My first recollection of Black Mountain College is going there.

Shafts of grey milk light permeated the great all of the old Penn Station in New York. How well I knew this light. It was the Dresden railway station all over again. These were nineteenth-century citadels, built at a time when men not only dreamt of faraway places, but confidently felt they could reach them. Great temples of arrivals and departures — the Valhallas of their time.

And from these great centers of iron and steam, silver rails radiated in all directions — iron horses spewing smoke sped men to their destinations — and their destinies.
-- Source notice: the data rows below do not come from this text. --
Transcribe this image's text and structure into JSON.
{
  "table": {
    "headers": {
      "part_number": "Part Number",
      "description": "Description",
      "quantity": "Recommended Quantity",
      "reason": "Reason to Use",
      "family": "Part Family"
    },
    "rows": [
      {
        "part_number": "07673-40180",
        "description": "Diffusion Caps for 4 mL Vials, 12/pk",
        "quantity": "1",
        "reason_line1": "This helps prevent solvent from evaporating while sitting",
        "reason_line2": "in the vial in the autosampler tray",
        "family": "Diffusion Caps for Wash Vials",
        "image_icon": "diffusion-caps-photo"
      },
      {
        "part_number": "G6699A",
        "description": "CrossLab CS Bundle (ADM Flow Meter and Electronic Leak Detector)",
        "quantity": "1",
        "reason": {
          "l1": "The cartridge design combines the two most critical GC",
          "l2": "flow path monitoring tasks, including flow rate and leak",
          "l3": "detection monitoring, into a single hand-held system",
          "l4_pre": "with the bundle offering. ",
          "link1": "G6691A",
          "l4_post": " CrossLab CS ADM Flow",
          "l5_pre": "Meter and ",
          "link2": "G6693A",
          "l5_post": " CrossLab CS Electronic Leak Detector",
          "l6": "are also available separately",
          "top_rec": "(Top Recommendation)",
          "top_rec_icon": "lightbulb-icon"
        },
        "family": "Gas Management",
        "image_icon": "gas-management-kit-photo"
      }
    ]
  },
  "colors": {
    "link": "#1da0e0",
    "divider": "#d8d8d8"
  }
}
Mine was a college in the South.

*              *              *

The Southern Railway train, which left Penn Station at noon — with black waiters in red dinner jackets whisking crumbs off white linen tablecloths in the dining car, ice cubes in large carafes knocking noisily against each other, peach cobbler for dessert, and clusters of men drinking bourbon, smoking cigars and talking cotton and tobacco — had sometime after midnight turned into a pumpkin. Its red and white dining car had been removed, the bourbon-drinking, cigar-smoking men had gotten off, and the train was shortened by several links. It was now climbing into a kind of Appalachia, making rural stops.

What left New York the night before as the last word in travel had, Cinderella-like, returned its palace finery. By the time I opened the shade and stared at the red clay of the region, it had become a milk train making whistle stops. High Point, Lexington, Statesville, Hickory, Alpine, Marion, Old Fort, Black Mountain.

The college garbage truck waited for me at the station. I was the only student that had arrived.

*         *         *

Hidden in the Blue Ridge Mountains of western North Carolina, Black Mountain College had been a former summer resort. Its two wooden lodges, now dormitories, looked like the rustic administration buildings of a neglected summer camp; its dining room appeared not unlike the mess hall of migrant farmers. Yet, this gone-to-seed kind of place was envisioned in the early Thirties by a group of dissident professors from Rollins College and by some renowned refugee artists from the Bauhaus School in Germany as a college very unlike any that had ever existed before and probably since.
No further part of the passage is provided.